Berkshire Medical Center Nurses to Visit Board Trustee in Pittsfield on Wednesday, Aug. 23 as RNs Seek a Fair Contract that Protects Patient Care
PITTSFIELD, Mass. – Berkshire Medical Center nurses, represented by the Massachusetts Nurses Association, will visit a prominent member of the Berkshire Health Systems Board of Trustees in downtown Pittsfield on Wednesday, Aug. 23. The visit is part of an urgent effort by nurses to speak with all board members as nurses seek a fair contract that ensures safe patient care and provides quality, affordable health insurance.
What: A visit by BMC nurses to BHS Board of Trustee member John L. Bissell, President and CEO of Greylock Federal Credit Union.
When: Wednesday, Aug. 23 at 12:45 p.m.
Where: Greylock Federal Credit Union at 150 West St. in Pittsfield.
“Non-profit boards are stewards tasked with the amazing responsibility of overseeing valuable community resources,” said RN Alex Neary, Co-Chair of the BMC MNA Bargaining Committee. “Berkshire Medical Center and the patient care that nurses and other staff provide are among our community’s most valuable assets.
“BMC is funded primarily through public money – tax dollars and generous donations – and therefore board members should take the time to listen to members of our community and take action. We have told the Board members that we are not asking them to bargain with us, as bargaining belongs at the table. But they should hear what we are experiencing and the struggles we are grappling with. The community is listening to what we have to say. The Board has an even greater need to listen.”
“To that end, we have requested a meeting with every single trustee of Berkshire Health Systems,” said RN Gerri Jakacky, Co-Chair of the BMC MNA Bargaining Committee. “We are encouraging board members to exercise the responsibilities entrusted to them to ensure BMC nurses can deliver the highest quality patient care. All too often we do not have enough nurses and other staff to care for the many patients we are assigned at one time, especially given how sick our patients are. We simply want enough staff to safely care for our patients at all times.”
Background on Bargaining
BMC nurses are seeking a fair contract that foremost protects patient care by ensuring safe levels of nurse-to-patient assignments. Nurses have filed hundreds of unsafe patient care reports with BMC management in recent months. They have repeatedly detailed their concerns about high RN workload and how that connects to negative impacts on patient care.
Another key issue for nurses is quality and affordable health insurance. BMC has proposed raising by 100 percent how much nurses contribute to their individual health insurance premiums. Nurses in BMC’s family health insurance plans already pay 40 to 70 percent more than managers.

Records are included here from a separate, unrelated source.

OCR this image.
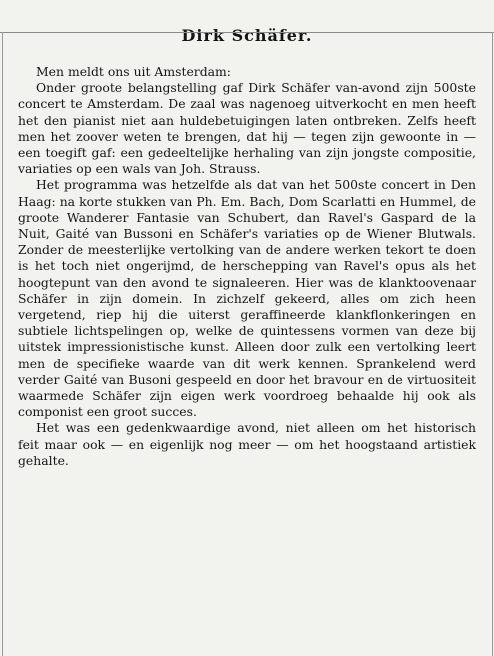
Dirk Schäfer.

Men meldt ons uit Amsterdam:

Onder groote belangstelling gaf Dirk Schäfer van-avond zijn 500ste concert te Amsterdam. De zaal was nagenoeg uitverkocht en men heeft het den pianist niet aan huldebetuigingen laten ontbreken. Zelfs heeft men het zoover weten te brengen, dat hij — tegen zijn gewoonte in — een toegift gaf: een gedeeltelijke herhaling van zijn jongste compositie, variaties op een wals van Joh. Strauss.

Het programma was hetzelfde als dat van het 500ste concert in Den Haag: na korte stukken van Ph. Em. Bach, Dom Scarlatti en Hummel, de groote Wanderer Fantasie van Schubert, dan Ravel's Gaspard de la Nuit, Gaité van Bussoni en Schäfer's variaties op de Wiener Blutwals. Zonder de meesterlijke vertolking van de andere werken tekort te doen is het toch niet ongerijmd, de herschepping van Ravel's opus als het hoogtepunt van den avond te signaleeren. Hier was de klanktoovenaar Schäfer in zijn domein. In zichzelf gekeerd, alles om zich heen vergetend, riep hij die uiterst geraffineerde klankflonkeringen en subtiele lichtspelingen op, welke de quintessens vormen van deze bij uitstek impressionistische kunst. Alleen door zulk een vertolking leert men de specifieke waarde van dit werk kennen. Sprankelend werd verder Gaité van Busoni gespeeld en door het bravour en de virtuositeit waarmede Schäfer zijn eigen werk voordroeg behaalde hij ook als componist een groot succes.

Het was een gedenkwaardige avond, niet alleen om het historisch feit maar ook — en eigenlijk nog meer — om het hoogstaand artistiek gehalte.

Negotiations between BMC nurses and management began in September 2016. More than 20 bargaining sessions have been held to date, and now include a federal mediator. On May 31, nurses overwhelmingly rejected the hospital’s “best and final” contract offer by a margin of 82 percent. Last month, nurses voted 83 percent to authorize a potential one-day strike. The 85 percent turnout was the highest ever for BMC nurses. The 16-member RN Bargaining Committee has the authority to call for a one-day strike and issue the 10-day strike notice required under federal law.
BMC nurses have also filed three unfair labor practice charges with the National Labor Relations Board against Berkshire Health, including threatening to retaliate against nurses if they engage in protected activity – a potential one-day strike – and refusing to provide health insurance data necessary for bargaining.
The next negotiation date has been scheduled for August 28.
Founded in 1903, the Massachusetts Nurses Association is the largest union of registered nurses in the Commonwealth of Massachusetts. Its 23,000 members advance the nursing profession by fostering high standards of nursing practice, promoting the economic and general welfare of nurses in the workplace, projecting a positive and realistic view of nursing, and by lobbying the Legislature and regulatory agencies on health care issues affecting nurses and the public.